Nathalie Stutzmann 28 novembre

Le concert du 28 novembre 2009 : les métamorphoses de Nathalie Stutzmann.


Le premier baptême du feu de Nathalie Stutzmann et de son ensemble « Orfeo 55 », remonte à juin, dans cet Arsenal de Metz qui l'accueille à nouveau et où elle y est en résidence pour trois ans. Marquant carrément sa rythmique, elle puisait alors aux sources d'un baroque qu'on avait connu aux heures de sa reviviscence, c'est-à-dire nourri de ses archets mordant le boyau, tandis qu'elle semblait brasser ses violons qu'elle avait tendance à vouloir soulever. Et la ligne de démarcation entre le chef et la cantatrice n'était par tout à fait défini.
Métamorphose six mois après ! Basta la gestique tranchée, trop appuyée, trop ponctuée. Virage à 180° ? Elle l'a affinée (comme elle l'est elle-même d'ailleurs), et adopte aujourd'hui une esthétique du geste, souple et limpide, communiquant ce balancement des bras et des mains vers ses musiciens, allégeant leurs nuances, allant jusqu'à la transparence de leurs pianissimos, musiciens auxquels elle imprime les propres legato qu'on retrouvera dans son chant, abandonnant bien évidemment les « recitativo secco » qu'on recommandait autrefois. Avec une élégance et une musicalité exemplaires.
Pergolèse sur toute la ligne. Sa Sinfonia avait des ailes. Comment Nathalie Stutzmann allait-elle concevoir le Salve Regina suivant ? Elle conduit, dos au public, son introduction instrumentale, puis se retourne pour aborder les mélismes du Largo avec toute la sérénité orante de son contralto, tandis que l'orchestre suit, derrière, sa partie, en se calant sur le tempo vers lequel elle les avait guidés auparavant.
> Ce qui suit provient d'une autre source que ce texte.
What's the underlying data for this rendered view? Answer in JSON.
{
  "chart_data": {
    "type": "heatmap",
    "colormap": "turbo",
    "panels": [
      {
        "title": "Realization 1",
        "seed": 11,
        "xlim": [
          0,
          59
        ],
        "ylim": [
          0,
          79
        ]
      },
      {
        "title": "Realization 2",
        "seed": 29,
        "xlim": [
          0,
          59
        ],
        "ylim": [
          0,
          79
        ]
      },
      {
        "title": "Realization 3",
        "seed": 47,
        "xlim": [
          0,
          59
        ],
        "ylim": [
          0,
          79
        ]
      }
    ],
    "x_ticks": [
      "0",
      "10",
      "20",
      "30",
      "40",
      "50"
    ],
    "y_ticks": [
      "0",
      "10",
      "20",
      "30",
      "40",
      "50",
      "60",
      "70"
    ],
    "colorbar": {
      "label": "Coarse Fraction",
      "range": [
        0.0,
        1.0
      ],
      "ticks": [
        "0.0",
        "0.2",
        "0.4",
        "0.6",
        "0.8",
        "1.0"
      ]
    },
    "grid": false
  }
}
Car être conducteur et chanter à la fois, tient de l'exploit auquel, jusqu'en juin dernier, on n'avait jamais assisté, seuls, quelques solistes instrumentaux (pianistes, violonistes, flûtistes...) cumulant les deux fonctions.
A la cantate éponyme, Orfeo, c'est la Suédoise Lisa Larsson qui assumait récitatifs et airs : un soprano élancé, projeté, percutant, qui fouette superbement la note, mais qui a davantage la posture et la conception d'une artiste d'opéra que celle d'une chanteuse oratorienne.
Les choses allaient-elles se corser au célèbre Stabat Mater où l'on pouvait craindre que la voix élevée couvrît la grave dans les duos? Si, au début, la première submergea un tantinet la seconde, elles finirent par s'équilibrer et se compléter avec bonheur. Pour Nathalie Stutzmann, la tâche était périlleuse, qui devait, -tournée vers le public tout comme sa partenaire-, harmoniser leurs voix et diriger, évidemment, ses douze instrumentistes. Tour de force ? Non. Car, c'est avec beaucoup de naturel qu'elle orchestra cette sorte de calligraphie sonore, comme tirée des partitions.